There was nothing brilliantly new about my friends and me carrying a massive city-scale rooftop greening project back in 2012 in Beirut City, Lebanon. There was nothing particularly new either about the Million Tree Project organized across New York City, Los Angeles, and Shanghai. One thing is for sure: as a city-wide program – in any city – urban tree initiatives require riding the bumpy tracks, sinkholes, and flat tires of politics. Looking back at urban tree initiatives across New York City, Beirut, and Los Angeles, it is just striking how the political and climatic story shaped the nature, objective, methodology, execution, and the manifestation of these projects.
NYC already celebrated the planting of its millionth tree.
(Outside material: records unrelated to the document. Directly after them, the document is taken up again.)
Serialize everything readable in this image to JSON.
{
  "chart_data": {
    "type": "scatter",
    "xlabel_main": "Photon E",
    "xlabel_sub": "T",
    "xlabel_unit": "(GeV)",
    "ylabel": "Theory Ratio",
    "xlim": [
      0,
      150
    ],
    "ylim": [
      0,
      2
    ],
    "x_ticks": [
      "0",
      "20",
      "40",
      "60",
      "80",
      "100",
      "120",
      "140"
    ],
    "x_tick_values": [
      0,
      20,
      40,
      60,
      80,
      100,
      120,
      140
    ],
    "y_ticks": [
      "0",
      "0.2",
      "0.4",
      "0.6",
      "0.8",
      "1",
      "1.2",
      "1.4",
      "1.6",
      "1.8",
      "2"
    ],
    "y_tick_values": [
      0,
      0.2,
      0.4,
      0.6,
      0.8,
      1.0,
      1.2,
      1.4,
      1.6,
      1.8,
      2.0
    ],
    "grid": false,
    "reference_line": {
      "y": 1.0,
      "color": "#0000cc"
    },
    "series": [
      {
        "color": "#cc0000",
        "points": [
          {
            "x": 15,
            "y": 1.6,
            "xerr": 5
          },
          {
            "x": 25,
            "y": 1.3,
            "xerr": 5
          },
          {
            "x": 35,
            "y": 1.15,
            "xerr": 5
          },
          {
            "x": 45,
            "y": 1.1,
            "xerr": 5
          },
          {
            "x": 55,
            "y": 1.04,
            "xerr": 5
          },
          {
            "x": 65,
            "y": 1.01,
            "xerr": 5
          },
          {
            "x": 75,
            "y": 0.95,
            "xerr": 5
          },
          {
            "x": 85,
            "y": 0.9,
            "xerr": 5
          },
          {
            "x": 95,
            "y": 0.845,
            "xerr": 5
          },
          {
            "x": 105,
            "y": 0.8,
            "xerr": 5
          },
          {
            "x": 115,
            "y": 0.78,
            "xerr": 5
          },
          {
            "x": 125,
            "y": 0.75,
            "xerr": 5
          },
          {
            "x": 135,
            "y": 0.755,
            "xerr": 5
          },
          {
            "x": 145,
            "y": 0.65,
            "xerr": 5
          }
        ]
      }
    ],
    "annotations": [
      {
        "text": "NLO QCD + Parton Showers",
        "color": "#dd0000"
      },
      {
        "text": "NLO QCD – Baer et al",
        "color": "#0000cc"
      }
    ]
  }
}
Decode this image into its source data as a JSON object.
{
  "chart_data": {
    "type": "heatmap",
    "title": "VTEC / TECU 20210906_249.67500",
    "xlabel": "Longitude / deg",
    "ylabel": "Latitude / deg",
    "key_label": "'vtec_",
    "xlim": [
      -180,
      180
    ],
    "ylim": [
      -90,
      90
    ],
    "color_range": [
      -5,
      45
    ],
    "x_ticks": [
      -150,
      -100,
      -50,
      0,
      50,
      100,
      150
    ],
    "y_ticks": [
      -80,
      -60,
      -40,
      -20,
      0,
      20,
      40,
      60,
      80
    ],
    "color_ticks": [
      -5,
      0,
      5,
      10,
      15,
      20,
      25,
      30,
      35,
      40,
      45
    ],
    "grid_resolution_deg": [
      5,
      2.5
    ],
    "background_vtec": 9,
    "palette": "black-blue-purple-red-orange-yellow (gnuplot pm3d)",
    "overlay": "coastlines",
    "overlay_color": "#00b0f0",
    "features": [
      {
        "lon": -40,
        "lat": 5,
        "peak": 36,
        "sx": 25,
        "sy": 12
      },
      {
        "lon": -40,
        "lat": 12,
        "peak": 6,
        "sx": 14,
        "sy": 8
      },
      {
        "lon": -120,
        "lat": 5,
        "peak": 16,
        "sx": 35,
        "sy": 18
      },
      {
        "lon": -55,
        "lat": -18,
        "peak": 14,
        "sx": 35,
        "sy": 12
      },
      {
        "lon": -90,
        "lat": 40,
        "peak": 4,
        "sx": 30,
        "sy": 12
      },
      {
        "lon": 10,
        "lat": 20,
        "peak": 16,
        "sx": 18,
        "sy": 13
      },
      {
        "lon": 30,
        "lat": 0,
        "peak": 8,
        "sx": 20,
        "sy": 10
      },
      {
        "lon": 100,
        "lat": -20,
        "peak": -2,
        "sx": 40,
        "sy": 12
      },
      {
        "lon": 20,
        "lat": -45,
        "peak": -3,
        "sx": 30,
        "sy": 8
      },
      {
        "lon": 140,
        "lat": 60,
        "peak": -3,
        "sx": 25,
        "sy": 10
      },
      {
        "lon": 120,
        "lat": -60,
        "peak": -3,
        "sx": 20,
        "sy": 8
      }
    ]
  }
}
What started off as an over-ambitious dream not only completed its goals, but also activated over 25 city agencies, giving birth to some 131 PlaNYC initiatives, all aimed at equally enhancing the urban environment across the city’s five boroughs. The vision expanded to address housing, parks, brownfields, solid waste, and climate change as part of its social and economic development endeavors in response to a projected increase in population.
220,000 of the million planted trees were street trees, bringing the total number of trees in NYC’s urban forest to 5.2 million, comprised of 168 different species! New Yorkers took a step further and actually mapped and spatialized the urban forest by species: London plane tree, silver maple, willow oak, redwoods, pears, dogwoods, and many more.
The action is still on, both on the private and public fronts. The project initiated by Mayor Michael Bloomberg in 2007 hit milestones by 2009, expanding further in the years to follow. The project claims the urban forest of NYC removes 2,200 tons of air pollutants per year, provides $27 million a year in energy savings, and retains the equivalent of $35 milllion in water beneficial to the city.
On the other side of the nation, Los Angeles kicked off its tree planting initiative a year before NYC during the tenure of then mayor, Antonio Villaraigosa. Since then 407,000 trees have been planted, with a focus upon planting in tree-deprived areas of the city. The national average of city tree canopy cover is 27%; in 2006 Los Angeles was at 21% coverage. But what does that mean for a city like Los Angeles? How is it fair to compare and contrast the same initiative across different biomes, political contexts, urban fabrics, and territorial scales?
The reason Los Angeles stands way behind the aspired million tree count is partially political. Though the program is part of the city government, it is still subject to delay when placed in the track of a new Mayor, one who brings with them a whole new agenda for the well-being of Los Angeles citizenry. Furthermore, it is important to remember Los Angeles has experienced historical climatic changes that really renders the question of whether greening and tree-planting is a matter of priority, and one ultimately determined by the projected benefits to the city on the longer term.
A study conducted in 2011 showed that there would have been the potential to plant around 2.5 million trees, but only 1.3 million of the proposed sites seemed realistic for planting. Of the projected benefits, the study showed that 81% of the total benefits were aesthetic, 4% air quality improvement, and less than 1% for atmospheric carbon reduction.
As Los Angeles continues to face a slew of problems – homelessness, a serious drought crisis, an almost obsolete water and transportation infrastructure, all the while weathering the driest summers and wettest winters – the city finds itself in need of incremental, efficient, responsive, and decentralized solutions which can be effective across a city-wide scale. Los Angeles is in need of applications that are as aggressive in their impact as they are brilliant in their simplicity, capable of taking root in a city whose needs are unique to its landscape, population, and climate.